Congé supplémentaire de naissance : qui est concerné et à partir de quand ?
Le congé supplémentaire de naissance s’applique aux enfants nés ou adoptés à compter du 1er janvier 2026. Il bénéficie également aux enfants nés avant cette date dont la naissance était initialement prévue à partir du 1er janvier 2026.
Le dispositif devient effectif à compter du 1er juillet 2026, date à partir de laquelle les droits peuvent concrètement être exercés.
Une disposition transitoire a été prévue pour les parents dont l’enfant est né ou arrivé au foyer entre le 1er janvier et le 1er juillet 2026 : le congé peut débuter dans un délai de 9 mois suivant le 1er juillet 2026, avec possibilité de prolongation en cas de congés maternité, paternité ou adoption rallongés.
Comment les salariés doivent-ils organiser leur congé supplémentaire de naissance ?
Pour les salariés, le congé supplémentaire de naissance doit débuter dans un délai de 9 mois à compter de la naissance ou de l’arrivée de l’enfant au foyer. Ce délai peut être allongé si les congés de maternité, de paternité et d’accueil de l’enfant ou d’adoption ont eux-mêmes été prolongés, que ce soit en application du Code du travail ou d’une convention ou d’un accord collectif.
Le salarié doit informer son employeur au moins 1 mois avant le début du congé, par lettre recommandée avec avis de réception ou remise contre récépissé. Cette notification doit préciser la durée du congé, sa date de début et, le cas échéant, son fractionnement.
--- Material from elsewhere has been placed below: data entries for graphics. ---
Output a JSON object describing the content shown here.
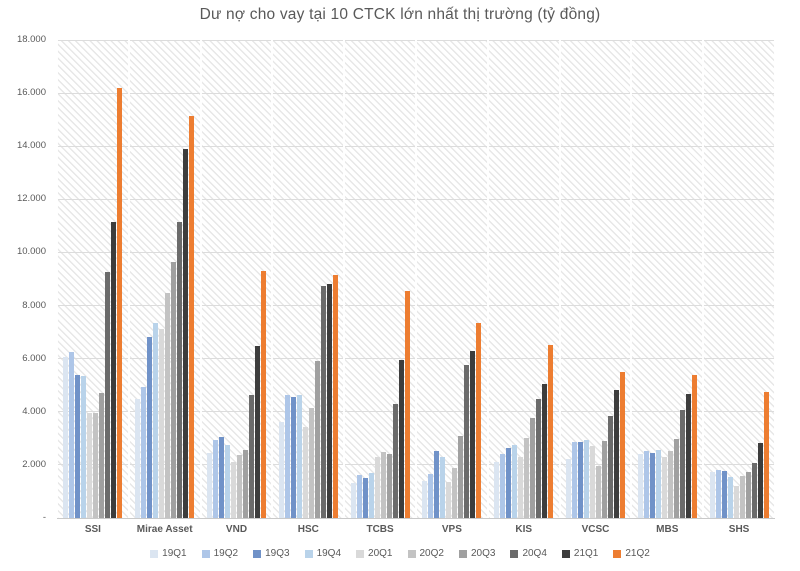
{
  "title": "Dư nợ cho vay tại 10 CTCK lớn nhất thị trường (tỷ đồng)",
  "chart_data": {
    "type": "bar",
    "title": "Dư nợ cho vay tại 10 CTCK lớn nhất thị trường (tỷ đồng)",
    "categories": [
      "SSI",
      "Mirae Asset",
      "VND",
      "HSC",
      "TCBS",
      "VPS",
      "KIS",
      "VCSC",
      "MBS",
      "SHS"
    ],
    "series": [
      {
        "name": "19Q1",
        "color": "#dbe5f1",
        "values": [
          6050,
          4470,
          2440,
          3630,
          1320,
          1380,
          2100,
          2230,
          2400,
          1750
        ]
      },
      {
        "name": "19Q2",
        "color": "#aec6e8",
        "values": [
          6250,
          4940,
          2940,
          4630,
          1630,
          1650,
          2400,
          2880,
          2530,
          1810
        ]
      },
      {
        "name": "19Q3",
        "color": "#7092c8",
        "values": [
          5370,
          6820,
          3060,
          4570,
          1500,
          2530,
          2630,
          2850,
          2440,
          1780
        ]
      },
      {
        "name": "19Q4",
        "color": "#b9d3ea",
        "values": [
          5340,
          7340,
          2750,
          4630,
          1710,
          2310,
          2750,
          2940,
          2560,
          1560
        ]
      },
      {
        "name": "20Q1",
        "color": "#d9d9d9",
        "values": [
          3960,
          7110,
          2100,
          3440,
          2310,
          1350,
          2310,
          2730,
          2310,
          1190
        ]
      },
      {
        "name": "20Q2",
        "color": "#c3c3c3",
        "values": [
          3950,
          8470,
          2380,
          4160,
          2480,
          1900,
          3000,
          1940,
          2530,
          1600
        ]
      },
      {
        "name": "20Q3",
        "color": "#a0a0a0",
        "values": [
          4710,
          9630,
          2560,
          5910,
          2400,
          3100,
          3750,
          2900,
          2980,
          1750
        ]
      },
      {
        "name": "20Q4",
        "color": "#6b6b6b",
        "values": [
          9250,
          11140,
          4650,
          8750,
          4310,
          5750,
          4500,
          3840,
          4060,
          2060
        ]
      },
      {
        "name": "21Q1",
        "color": "#3d3d3d",
        "values": [
          11150,
          13900,
          6460,
          8800,
          5950,
          6300,
          5060,
          4810,
          4660,
          2810
        ]
      },
      {
        "name": "21Q2",
        "color": "#ed7d31",
        "values": [
          16200,
          15150,
          9300,
          9150,
          8530,
          7350,
          6530,
          5500,
          5380,
          4730
        ]
      }
    ],
    "ylim": [
      0,
      18000
    ],
    "ytick_step": 2000,
    "ytick_labels": [
      "-",
      "2.000",
      "4.000",
      "6.000",
      "8.000",
      "10.000",
      "12.000",
      "14.000",
      "16.000",
      "18.000"
    ],
    "grid": true,
    "legend_position": "bottom",
    "plot_background": "diagonal-hatch"
  }
}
Ce délai de prévenance est réduit à 15 jours lorsque le congé supplémentaire suit immédiatement le congé de paternité et d’accueil de l’enfant ou le congé d’adoption, et débute au cours du mois suivant la naissance ou l’arrivée de l’enfant. Cette disposition entre en vigueur le 15 juin 2026, les autres règles s’appliquant dès le 1er juin 2026.
Quel montant d'indemnisation pour les salariés ?
L’indemnité journalière versée aux assurés du régime général, aux salariés agricoles et aux non-salariés agricoles est calculée sur la base des règles habituelles applicables aux indemnités journalières maternité, mais avec l’application de coefficients spécifiques : 0,7 pour le premier mois de congé et 0,6 pour le second mois.
Pour bénéficier de cette indemnisation, le salarié doit justifier de six mois d’affiliation à la date de début du congé.
En matière de retraite, un trimestre est validé pour chaque période, continue ou discontinue, de 58 jours d’indemnisation au titre de ce congé. Le dispositif est également étendu aux travailleurs handicapés admis en établissement ou service d’accompagnement par le travail (ESAT).
Congé supplémentaire de naissance pour les travailleurs indépendants : des règles spécifiques
Les travailleurs indépendants bénéficient d’une indemnité journalière forfaitaire calculée différemment : elle est égale à 1/730e du plafond annuel de la sécurité sociale en vigueur à la date du premier versement, avec les mêmes coefficients de 0,7 pour le premier mois et 0,6 pour le second.
Le congé peut être fractionné en deux périodes d’un mois chacune, et doit débuter dans les 9 mois suivant la naissance ou l’arrivée de l’enfant au foyer.
Pour les non-salariés agricoles, une allocation de remplacement est accordée en priorité. L’indemnité journalière forfaitaire n’intervient qu’en l’absence de remplacement effectif.